NBC and CBS abandoned age-old policies and chose to make top shows available via video-on-demand services. Yahoo! said it would enable television fans who are away from home to programme their TiVo digital-video recording devices remotely.
"The computer has crashed into the TV set," says Brian Roberts, chief executive of Comcast, the largest US cable operator, which will let customers order CBS prime-time shows just hours after they are on the air.
But amid all the hue and cry about the growing consumer disdain for the daily TV schedule and enthusiasm for DVRs and iPods, one thing was missing: the business model. How will the producers of entertainment replace the profits they made from selling advertising aimed at a mass audience?

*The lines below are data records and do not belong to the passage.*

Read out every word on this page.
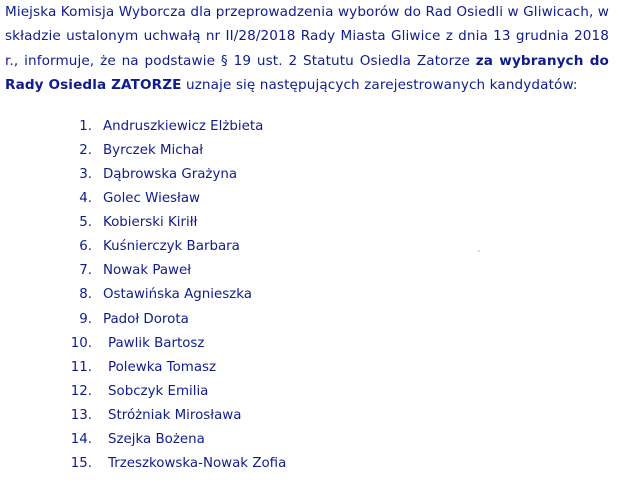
Miejska Komisja Wyborcza dla przeprowadzenia wyborów do Rad Osiedli w Gliwicach, w składzie ustalonym uchwałą nr II/28/2018 Rady Miasta Gliwice z dnia 13 grudnia 2018 r., informuje, że na podstawie § 19 ust. 2 Statutu Osiedla Zatorze za wybranych do Rady Osiedla ZATORZE uznaje się następujących zarejestrowanych kandydatów:

1. Andruszkiewicz Elżbieta
2. Byrczek Michał
3. Dąbrowska Grażyna
4. Golec Wiesław
5. Kobierski Kiriłł
6. Kuśnierczyk Barbara
7. Nowak Paweł
8. Ostawińska Agnieszka
9. Padoł Dorota
10. Pawlik Bartosz
11. Polewka Tomasz
12. Sobczyk Emilia
13. Stróżniak Mirosława
14. Szejka Bożena
15. Trzeszkowska-Nowak Zofia
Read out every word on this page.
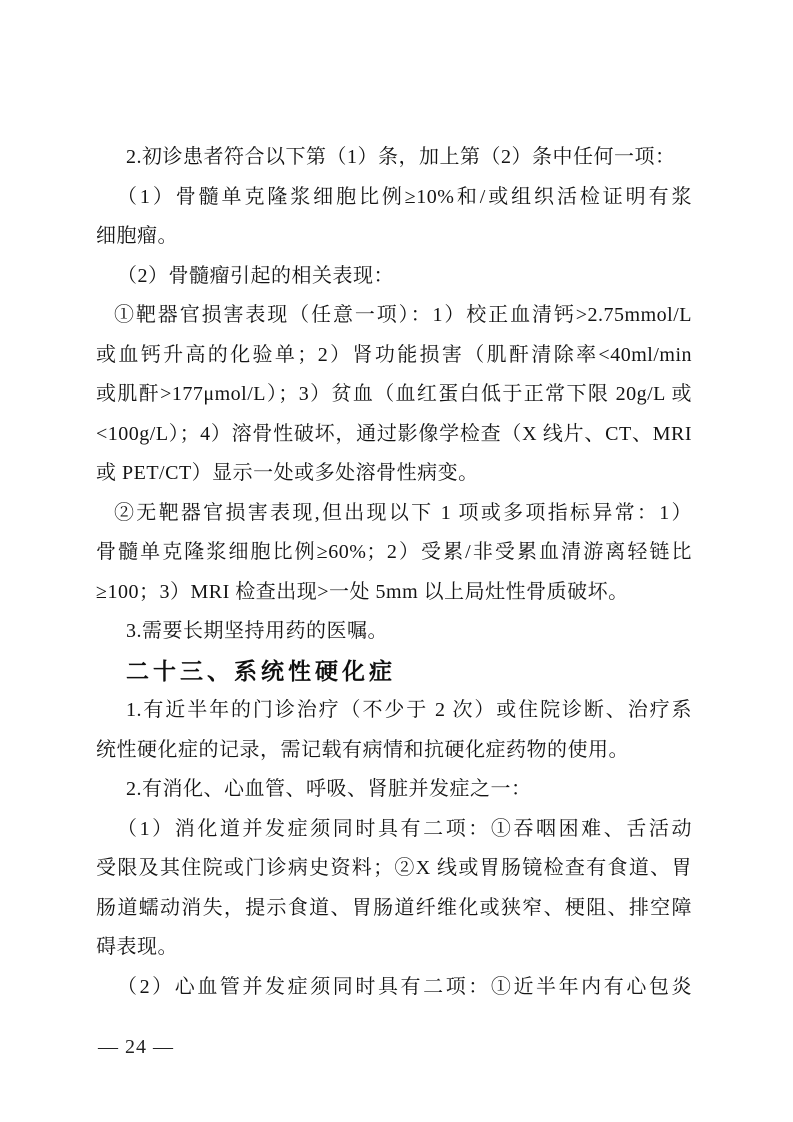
2.初诊患者符合以下第（1）条，加上第（2）条中任何一项：
（1）骨髓单克隆浆细胞比例≥10%和/或组织活检证明有浆
细胞瘤。
（2）骨髓瘤引起的相关表现：
①靶器官损害表现（任意一项）：1）校正血清钙>2.75mmol/L
或血钙升高的化验单；2）肾功能损害（肌酐清除率<40ml/min
或肌酐>177μmol/L）；3）贫血（血红蛋白低于正常下限 20g/L 或
<100g/L）；4）溶骨性破坏，通过影像学检查（X 线片、CT、MRI
或 PET/CT）显示一处或多处溶骨性病变。
②无靶器官损害表现,但出现以下 1 项或多项指标异常：1）
骨髓单克隆浆细胞比例≥60%；2）受累/非受累血清游离轻链比
≥100；3）MRI 检查出现>一处 5mm 以上局灶性骨质破坏。
3.需要长期坚持用药的医嘱。
二十三、系统性硬化症
1.有近半年的门诊治疗（不少于 2 次）或住院诊断、治疗系
统性硬化症的记录，需记载有病情和抗硬化症药物的使用。
2.有消化、心血管、呼吸、肾脏并发症之一：
（1）消化道并发症须同时具有二项：①吞咽困难、舌活动
受限及其住院或门诊病史资料；②X 线或胃肠镜检查有食道、胃
肠道蠕动消失，提示食道、胃肠道纤维化或狭窄、梗阻、排空障
碍表现。
（2）心血管并发症须同时具有二项：①近半年内有心包炎
— 24 —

Media giants are worried that audiences are fragmenting and that advertisers won't keep paying for general audiences, who are turning away from their messages. The internet and hand-held devices provide access to all kinds of entertainment for a small fee.
Internet ad revenue amounts to only a fraction of the US$17.8 billion ($25.3 billion) that network television ads generate, but the online take is growing 40 per cent a year. Network dollars are up only 2.6 per cent and that's the result of price increases that will be difficult to sustain.
"We have great content," says CBS chief executive Leslie Moonves. "What we need are new revenue streams."
Even scarier for the networks is the growing competition from free content on the internet. File-sharing websites such as eDonkey, which don't charge anything, already account for half the volume of data - TV shows, movies and music - sent via the web in a given day. Some 3 million people are using eDonkey at any given time.
"There is no doubt that the merger of the living room TV set and the worldwide web is coming soon," says Rishad Tobaccowala, chief innovation officer at ad agency Publicis Groupe.
So even though they don't yet have a clear profit plan - and they risk cannibalising some of their traditional TV fans by dangling 99USc downloads - the networks are ploughing ahead.